Worldwide inspections ordered in the wake of a fire that engulfed a China Airlines Boeing 737-800 has turned up signs of a wider safety issue and at least one clue that the cause may be traced back to Boeing's assembly line.
Investigators have determined that the ruptured fuel tank that triggered the non-fatal China Airlines fire on 20 August was caused by loose bolt in the wing leading-edge slat-track assembly.
On 25 August, the US Federal Aviation Administration ordered all Next Generation 737 operators to perform borescope inspections within 10 days, reporting multiple cases of loose or missing parts where the 737's slat-track meets the downstop. The FAA has also ordered a one-time torquing of the nut and bolt in the downstop within a 24-day window.
In Japan, investigators said on 30 August they had found a similar missing part in an Air Nippon 737-700. The absent washer meant that the bolt in the slat-track downstop could be pried loose, creating the same conditions that led to the CAL 737 fire, according to Japan's land, infrastructure and transport ministry.

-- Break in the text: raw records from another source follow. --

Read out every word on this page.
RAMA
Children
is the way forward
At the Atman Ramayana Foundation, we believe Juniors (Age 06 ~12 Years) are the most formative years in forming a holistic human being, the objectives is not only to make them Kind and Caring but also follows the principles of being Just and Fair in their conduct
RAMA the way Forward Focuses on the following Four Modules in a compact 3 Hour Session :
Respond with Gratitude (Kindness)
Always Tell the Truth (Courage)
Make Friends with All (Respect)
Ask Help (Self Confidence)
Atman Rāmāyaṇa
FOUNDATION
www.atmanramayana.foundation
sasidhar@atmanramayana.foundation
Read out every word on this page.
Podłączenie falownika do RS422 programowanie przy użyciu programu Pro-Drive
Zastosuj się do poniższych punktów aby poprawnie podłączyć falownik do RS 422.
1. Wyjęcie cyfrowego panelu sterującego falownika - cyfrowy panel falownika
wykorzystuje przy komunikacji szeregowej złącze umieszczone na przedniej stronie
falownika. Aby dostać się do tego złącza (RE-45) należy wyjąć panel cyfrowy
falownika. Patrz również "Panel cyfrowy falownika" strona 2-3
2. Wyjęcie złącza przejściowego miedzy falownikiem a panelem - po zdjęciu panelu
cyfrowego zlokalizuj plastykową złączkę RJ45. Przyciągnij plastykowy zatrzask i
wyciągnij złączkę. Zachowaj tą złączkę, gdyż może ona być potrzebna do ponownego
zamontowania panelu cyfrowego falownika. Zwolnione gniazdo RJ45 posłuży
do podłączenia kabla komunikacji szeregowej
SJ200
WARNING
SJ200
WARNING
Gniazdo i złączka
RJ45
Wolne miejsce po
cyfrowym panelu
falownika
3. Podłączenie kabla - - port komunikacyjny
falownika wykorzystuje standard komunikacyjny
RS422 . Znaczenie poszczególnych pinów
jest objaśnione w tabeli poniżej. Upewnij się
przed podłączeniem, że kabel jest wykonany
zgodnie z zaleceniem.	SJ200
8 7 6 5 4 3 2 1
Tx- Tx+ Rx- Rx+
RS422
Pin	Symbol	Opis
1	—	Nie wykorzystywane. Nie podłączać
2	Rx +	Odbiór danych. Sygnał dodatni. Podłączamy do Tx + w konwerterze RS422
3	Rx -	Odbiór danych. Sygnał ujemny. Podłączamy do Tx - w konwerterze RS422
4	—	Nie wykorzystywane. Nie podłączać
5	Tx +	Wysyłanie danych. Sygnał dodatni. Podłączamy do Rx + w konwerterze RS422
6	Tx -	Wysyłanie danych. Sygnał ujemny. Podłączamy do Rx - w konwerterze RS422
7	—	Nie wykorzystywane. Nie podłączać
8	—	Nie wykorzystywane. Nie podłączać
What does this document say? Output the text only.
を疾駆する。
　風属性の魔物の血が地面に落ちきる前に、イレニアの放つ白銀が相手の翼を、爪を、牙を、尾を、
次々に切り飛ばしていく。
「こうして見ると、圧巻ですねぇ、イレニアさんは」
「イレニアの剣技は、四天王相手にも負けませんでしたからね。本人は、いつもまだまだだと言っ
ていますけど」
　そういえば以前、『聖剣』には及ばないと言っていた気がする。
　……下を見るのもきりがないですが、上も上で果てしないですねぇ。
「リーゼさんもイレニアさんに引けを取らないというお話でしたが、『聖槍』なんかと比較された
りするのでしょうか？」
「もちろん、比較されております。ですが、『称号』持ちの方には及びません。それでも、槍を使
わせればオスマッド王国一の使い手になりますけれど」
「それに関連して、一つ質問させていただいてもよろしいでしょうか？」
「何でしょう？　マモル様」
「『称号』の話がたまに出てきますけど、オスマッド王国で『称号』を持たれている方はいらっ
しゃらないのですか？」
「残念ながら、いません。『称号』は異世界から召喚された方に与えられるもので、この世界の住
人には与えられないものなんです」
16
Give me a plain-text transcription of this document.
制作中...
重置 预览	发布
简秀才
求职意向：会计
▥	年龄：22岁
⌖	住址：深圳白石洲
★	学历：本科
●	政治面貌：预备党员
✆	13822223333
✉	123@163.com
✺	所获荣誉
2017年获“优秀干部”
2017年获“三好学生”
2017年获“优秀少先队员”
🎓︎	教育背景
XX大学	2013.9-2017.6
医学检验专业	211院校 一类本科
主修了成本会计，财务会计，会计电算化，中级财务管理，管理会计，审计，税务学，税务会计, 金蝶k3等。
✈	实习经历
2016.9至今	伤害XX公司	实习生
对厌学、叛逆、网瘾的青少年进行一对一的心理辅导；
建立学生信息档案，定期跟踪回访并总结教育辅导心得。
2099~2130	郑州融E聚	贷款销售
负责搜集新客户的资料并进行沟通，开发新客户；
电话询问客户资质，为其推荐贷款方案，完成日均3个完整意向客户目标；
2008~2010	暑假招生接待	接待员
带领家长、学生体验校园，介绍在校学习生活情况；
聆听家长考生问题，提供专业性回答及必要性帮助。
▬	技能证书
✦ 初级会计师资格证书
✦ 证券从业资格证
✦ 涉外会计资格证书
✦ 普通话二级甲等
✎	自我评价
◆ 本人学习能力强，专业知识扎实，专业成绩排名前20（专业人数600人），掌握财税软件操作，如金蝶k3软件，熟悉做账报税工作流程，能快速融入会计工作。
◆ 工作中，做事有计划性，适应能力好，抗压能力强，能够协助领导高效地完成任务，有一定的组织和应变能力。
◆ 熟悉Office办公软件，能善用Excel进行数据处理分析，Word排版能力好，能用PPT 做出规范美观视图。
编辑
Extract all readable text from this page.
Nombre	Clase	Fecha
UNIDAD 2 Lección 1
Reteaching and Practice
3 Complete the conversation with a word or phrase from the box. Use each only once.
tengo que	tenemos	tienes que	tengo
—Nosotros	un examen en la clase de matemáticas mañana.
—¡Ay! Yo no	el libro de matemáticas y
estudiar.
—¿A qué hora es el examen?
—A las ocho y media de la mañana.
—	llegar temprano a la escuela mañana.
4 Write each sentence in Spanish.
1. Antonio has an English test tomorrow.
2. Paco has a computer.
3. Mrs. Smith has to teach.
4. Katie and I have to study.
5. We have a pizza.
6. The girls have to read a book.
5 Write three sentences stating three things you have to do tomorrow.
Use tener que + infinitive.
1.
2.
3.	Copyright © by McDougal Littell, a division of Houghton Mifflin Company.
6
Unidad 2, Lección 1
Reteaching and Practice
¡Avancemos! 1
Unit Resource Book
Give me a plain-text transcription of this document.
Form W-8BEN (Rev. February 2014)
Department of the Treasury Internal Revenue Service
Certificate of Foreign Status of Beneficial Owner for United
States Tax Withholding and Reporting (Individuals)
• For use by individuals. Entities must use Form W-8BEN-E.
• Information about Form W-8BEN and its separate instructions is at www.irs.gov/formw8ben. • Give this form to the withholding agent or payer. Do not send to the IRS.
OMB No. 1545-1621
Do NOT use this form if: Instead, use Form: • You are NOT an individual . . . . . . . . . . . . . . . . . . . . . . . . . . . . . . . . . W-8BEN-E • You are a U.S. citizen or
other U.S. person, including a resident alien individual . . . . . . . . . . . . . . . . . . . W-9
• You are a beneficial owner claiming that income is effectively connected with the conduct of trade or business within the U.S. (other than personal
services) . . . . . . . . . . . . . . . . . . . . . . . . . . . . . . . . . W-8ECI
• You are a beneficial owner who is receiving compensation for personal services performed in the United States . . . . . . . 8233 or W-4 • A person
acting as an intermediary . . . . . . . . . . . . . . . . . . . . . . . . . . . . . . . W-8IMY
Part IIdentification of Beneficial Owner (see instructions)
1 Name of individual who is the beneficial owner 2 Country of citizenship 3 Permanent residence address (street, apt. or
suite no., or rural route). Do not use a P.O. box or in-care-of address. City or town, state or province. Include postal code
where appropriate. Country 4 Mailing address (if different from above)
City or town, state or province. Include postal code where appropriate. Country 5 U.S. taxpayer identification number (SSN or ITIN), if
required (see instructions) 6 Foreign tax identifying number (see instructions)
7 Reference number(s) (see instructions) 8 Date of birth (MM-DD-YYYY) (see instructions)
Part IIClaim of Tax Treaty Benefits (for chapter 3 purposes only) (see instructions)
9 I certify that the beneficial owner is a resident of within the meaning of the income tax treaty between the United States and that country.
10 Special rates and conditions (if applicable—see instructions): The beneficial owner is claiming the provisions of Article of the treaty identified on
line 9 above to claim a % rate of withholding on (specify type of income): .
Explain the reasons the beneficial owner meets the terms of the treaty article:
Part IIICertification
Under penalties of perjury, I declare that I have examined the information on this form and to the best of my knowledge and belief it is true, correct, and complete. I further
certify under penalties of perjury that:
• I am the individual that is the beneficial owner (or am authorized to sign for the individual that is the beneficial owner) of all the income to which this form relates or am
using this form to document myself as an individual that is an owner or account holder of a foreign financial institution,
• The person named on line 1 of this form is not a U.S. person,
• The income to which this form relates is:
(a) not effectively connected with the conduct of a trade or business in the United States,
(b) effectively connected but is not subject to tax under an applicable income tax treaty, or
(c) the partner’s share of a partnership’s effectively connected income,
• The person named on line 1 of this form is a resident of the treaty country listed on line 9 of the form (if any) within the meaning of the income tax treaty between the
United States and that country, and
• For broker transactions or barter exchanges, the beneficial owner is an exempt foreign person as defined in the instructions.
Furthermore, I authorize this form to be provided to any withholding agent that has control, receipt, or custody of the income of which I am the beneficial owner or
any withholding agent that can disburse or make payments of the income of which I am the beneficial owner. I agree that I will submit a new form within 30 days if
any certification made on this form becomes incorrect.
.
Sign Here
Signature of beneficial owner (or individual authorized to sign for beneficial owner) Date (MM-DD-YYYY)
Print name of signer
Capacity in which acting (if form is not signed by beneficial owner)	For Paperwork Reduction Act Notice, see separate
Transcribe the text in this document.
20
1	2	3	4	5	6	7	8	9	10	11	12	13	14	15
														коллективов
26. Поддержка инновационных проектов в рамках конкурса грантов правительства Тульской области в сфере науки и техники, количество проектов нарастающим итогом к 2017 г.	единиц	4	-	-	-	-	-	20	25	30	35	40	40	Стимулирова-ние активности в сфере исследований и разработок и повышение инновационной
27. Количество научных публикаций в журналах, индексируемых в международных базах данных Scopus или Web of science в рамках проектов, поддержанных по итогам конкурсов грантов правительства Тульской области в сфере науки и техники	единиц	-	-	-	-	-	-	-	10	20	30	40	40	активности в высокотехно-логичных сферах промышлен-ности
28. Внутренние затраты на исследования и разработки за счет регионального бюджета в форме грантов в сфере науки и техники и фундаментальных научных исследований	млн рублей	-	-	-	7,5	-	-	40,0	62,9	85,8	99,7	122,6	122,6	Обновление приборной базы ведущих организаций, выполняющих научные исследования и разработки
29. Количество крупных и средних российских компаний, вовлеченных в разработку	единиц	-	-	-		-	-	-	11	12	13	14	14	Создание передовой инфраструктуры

Air Nippon says the washer may have been missing when the aircraft was delivered in January, implying that the fault lies with Boeing's assembly system.
Boeing is, meanwhile, continuing to collect data from operators' borescope inspections, it says. Following company procedure, the investigation is not limited by aircraft model or the potential source of the part problem - whether it may be a fault of design, production or maintenance.